Cleaner Air Oregon Action Page

Neighbors for Clean Air was founded almost eight years ago on the principle that everyone deserves clean safe air to breathe where they live, play, go to school and go to work. Unfortunately, what our founding members discovered in 2009, was that our regulations left a significant health gap between what was safe to breathe and what was legal for polluters to emit from their smokestacks. And worse, in most cases, the state had no idea what levels of toxics were emitted into our neighborhoods.

In the ensuing years, our member communities fought hard, and worked directly with, the sources of pollution to craft health protective and enforceable standards facility by facility. This was a breakthrough, and it was obvious throughout the process that companies who were willing or otherwise felt compelled to, could significantly reduce toxic air pollution beyond what the state or federal permits regulators required. Unfortunately, this was hardly a solution that could ensure every community could be protected, because it relied so heavily on the voluntary participation of the industrial facilities. Let’s be honest, most businesses don’t want to admit their facilities pose a risk to the community, and they were unwilling to work with communities directly to reduce pollution.

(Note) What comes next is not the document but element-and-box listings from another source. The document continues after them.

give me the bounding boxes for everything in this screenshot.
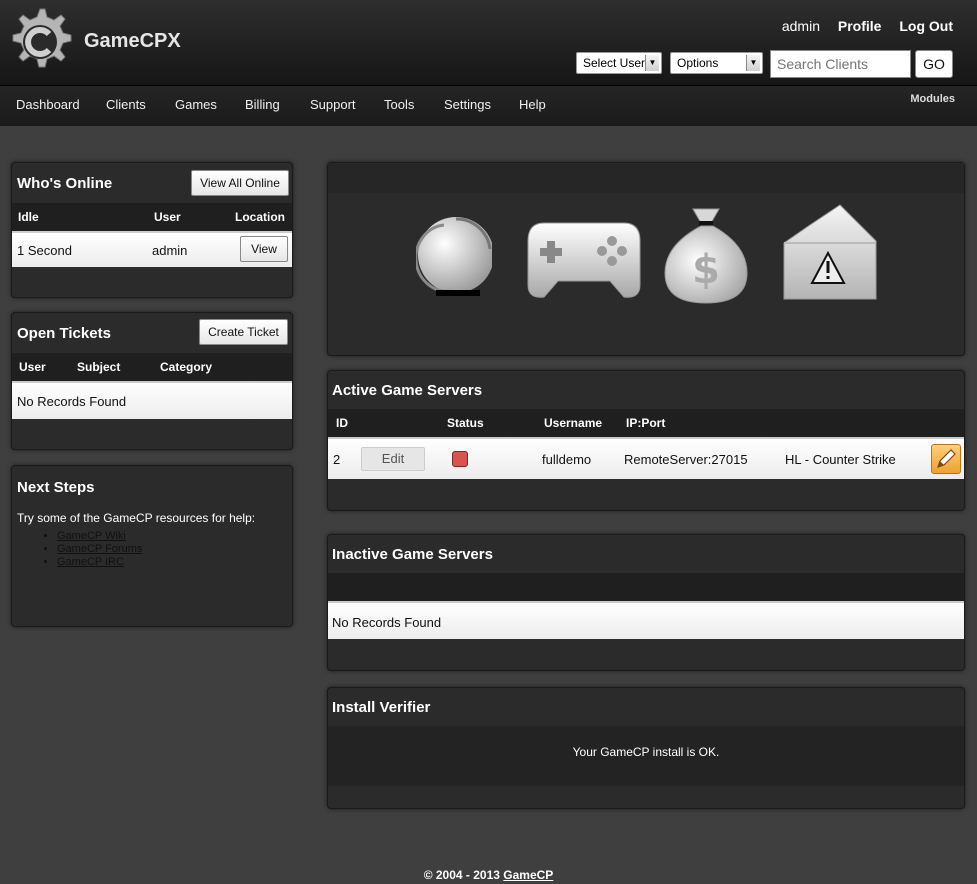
server-username: fulldemo bbox=[542, 452, 592, 467]
list-item: GameCP IRC bbox=[57, 556, 142, 568]
column-location: Location bbox=[235, 210, 285, 224]
inactive-game-servers-panel: Inactive Game Servers No Records Found bbox=[327, 534, 965, 671]
nav-support[interactable]: Support bbox=[310, 97, 356, 112]
svg-text:$: $ bbox=[692, 247, 720, 293]
forums-link[interactable]: GameCP Forums bbox=[57, 543, 142, 555]
nav-dashboard[interactable]: Dashboard bbox=[16, 97, 80, 112]
options-dropdown[interactable]: Options ▼ bbox=[670, 52, 763, 74]
chevron-down-icon: ▼ bbox=[746, 55, 760, 71]
quick-links-panel: $ bbox=[327, 162, 965, 356]
options-label: Options bbox=[677, 56, 719, 70]
inactive-servers-title: Inactive Game Servers bbox=[332, 546, 493, 563]
table-row: 1 Second admin View bbox=[12, 231, 292, 267]
nav-help[interactable]: Help bbox=[519, 97, 546, 112]
go-button[interactable]: GO bbox=[915, 50, 953, 78]
column-ip-port: IP:Port bbox=[626, 416, 666, 430]
install-verifier-panel: Install Verifier Your GameCP install is … bbox=[327, 687, 965, 809]
panel-header bbox=[328, 163, 964, 193]
online-user: admin bbox=[152, 243, 188, 258]
server-ip-port: RemoteServer:27015 bbox=[624, 452, 748, 467]
select-user-label: Select User bbox=[583, 56, 646, 70]
nav-modules[interactable]: Modules bbox=[910, 93, 955, 105]
list-item: GameCP Wiki bbox=[57, 530, 142, 542]
whos-online-header: Idle User Location bbox=[12, 203, 292, 231]
empty-row: No Records Found bbox=[12, 381, 292, 419]
chevron-down-icon: ▼ bbox=[645, 55, 659, 71]
search-clients-input[interactable] bbox=[770, 50, 911, 78]
active-servers-header: ID Status Username IP:Port bbox=[328, 409, 964, 437]
no-records-text: No Records Found bbox=[17, 394, 127, 409]
column-id: ID bbox=[336, 416, 348, 430]
open-tickets-title: Open Tickets bbox=[17, 325, 111, 342]
view-all-online-button[interactable]: View All Online bbox=[191, 170, 289, 196]
status-indicator-icon bbox=[452, 451, 468, 467]
logout-link[interactable]: Log Out bbox=[899, 18, 953, 34]
nav-games[interactable]: Games bbox=[175, 97, 217, 112]
money-bag-icon[interactable]: $ bbox=[663, 205, 749, 305]
copyright-text: © 2004 - 2013 bbox=[423, 868, 500, 882]
no-records-text: No Records Found bbox=[332, 615, 442, 630]
idle-time: 1 Second bbox=[17, 243, 72, 258]
next-steps-title: Next Steps bbox=[17, 479, 95, 496]
column-user: User bbox=[19, 360, 46, 374]
install-verifier-title: Install Verifier bbox=[332, 699, 431, 716]
server-game: HL - Counter Strike bbox=[785, 452, 896, 467]
current-user-link[interactable]: admin bbox=[782, 18, 820, 34]
footer: © 2004 - 2013 GameCP bbox=[0, 868, 977, 882]
edit-server-button[interactable]: Edit bbox=[361, 447, 425, 471]
next-steps-intro: Try some of the GameCP resources for hel… bbox=[17, 511, 256, 525]
server-id: 2 bbox=[333, 452, 341, 467]
main-nav: Dashboard Clients Games Billing Support … bbox=[0, 86, 977, 126]
gamepad-icon[interactable] bbox=[526, 219, 642, 299]
gamecp-footer-link[interactable]: GameCP bbox=[503, 868, 553, 882]
user-links: admin Profile Log Out bbox=[768, 18, 953, 34]
empty-row: No Records Found bbox=[328, 601, 964, 639]
list-item: GameCP Forums bbox=[57, 543, 142, 555]
active-game-servers-panel: Active Game Servers ID Status Username I… bbox=[327, 370, 965, 511]
install-status-message: Your GameCP install is OK. bbox=[572, 745, 720, 759]
wiki-link[interactable]: GameCP Wiki bbox=[57, 530, 126, 542]
next-steps-panel: Next Steps Try some of the GameCP resour… bbox=[11, 465, 293, 627]
create-ticket-button[interactable]: Create Ticket bbox=[199, 319, 288, 345]
irc-link[interactable]: GameCP IRC bbox=[57, 556, 124, 568]
inactive-servers-header bbox=[328, 573, 964, 601]
helmet-icon[interactable] bbox=[416, 207, 492, 305]
gamecp-logo-icon[interactable] bbox=[5, 7, 75, 77]
warning-ticket-icon[interactable] bbox=[780, 203, 878, 305]
open-tickets-header: User Subject Category bbox=[12, 353, 292, 381]
select-user-dropdown[interactable]: Select User ▼ bbox=[576, 52, 662, 74]
nav-clients[interactable]: Clients bbox=[106, 97, 146, 112]
nav-billing[interactable]: Billing bbox=[245, 97, 280, 112]
column-category: Category bbox=[160, 360, 213, 374]
header: GameCPX admin Profile Log Out Select Use… bbox=[0, 0, 977, 86]
nav-tools[interactable]: Tools bbox=[384, 97, 414, 112]
whos-online-panel: Who's Online View All Online Idle User L… bbox=[11, 162, 293, 298]
whos-online-title: Who's Online bbox=[17, 175, 113, 192]
table-row: 2 Edit fulldemo RemoteServer:27015 HL - … bbox=[328, 437, 964, 479]
column-idle: Idle bbox=[18, 210, 39, 224]
view-location-button[interactable]: View bbox=[240, 236, 288, 262]
nav-settings[interactable]: Settings bbox=[444, 97, 491, 112]
column-subject: Subject bbox=[77, 360, 121, 374]
profile-link[interactable]: Profile bbox=[838, 18, 882, 34]
open-tickets-panel: Open Tickets Create Ticket User Subject … bbox=[11, 312, 293, 450]
resource-links: GameCP Wiki GameCP Forums GameCP IRC bbox=[57, 530, 142, 569]
brand-name: GameCPX bbox=[84, 30, 181, 52]
active-servers-title: Active Game Servers bbox=[332, 382, 483, 399]
pencil-icon[interactable] bbox=[931, 444, 961, 474]
column-user: User bbox=[154, 210, 181, 224]
column-username: Username bbox=[544, 416, 603, 430]
column-status: Status bbox=[447, 416, 484, 430]
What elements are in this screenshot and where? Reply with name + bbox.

Enter Governor Brown’s Cleaner Air Oregon initiative. In the wake of the release of the US Forest Service Moss Study, showing widespread contamination by industrial heavy metals in Portland residential neighborhoods, the governor stepped up and promised the most sweeping reform of Oregon’s Air Permit program in its history by transitioning to a program based fundamentally on reducing human health risk from industrial air pollution. The concept was simple: gather more comprehensive data about industrial air pollution and base emissions limits for individual facilities on a health based standard to ensure healthy safe air in our neighborhoods, no matter if there is one large facility or scores of smaller ones.
It has been nearly two years since the Governor mandated the state develop these new rules. In that time, there have been hundreds of hours of public meetings, including an initial technical advisory committee made up of national experts, establishment of the Cleaner Air Oregon Rulemaking Advisory Committee, consisting of 24 individuals representing large and small businesses, government, and a wide range of public advocates. NCA participated in the rule making advisory committee, backed by a team of public interest rockstars; the dream team included the legal expertise of Northwest Environmental Defense Center and CRAG Law Center, and public health experts from Oregon Physicians for Social Responsibility, Oregon Public Health Association and Multnomah County Environmental Health, and the community advocate experts at OPAL Environmental Justice and Beyond Toxics. And we regularly met with the growing cadre of community partners to ensure broad dissemination of information was available to every group invested in the outcome of this process.
Which brings us to the next 20 days. It’s your turn. To be honest, the draft rules released by DEQ don’t represent the best the state could do to reduce toxic pollution from industry and protect our children and our most impacted and vulnerable populations. But they could. And our rockstar of experts have created some easy tools for you to get up to speed and make meaningful comments to help Governor Brown fulfill her promise to have the most health protective air permit program in the nation. In our current political climate, it is crucial that we do this at the state level.
We’ve worked too hard for this to give up now. Please make sure to submit your comments through the online form. And make sure to get it in before 4pm on December 22nd, 2017: tell your story about why clean air is important to you, and be part of making history when Oregon passes the nation’s first air permit rules fully based on human health exposure – not industry feasibility.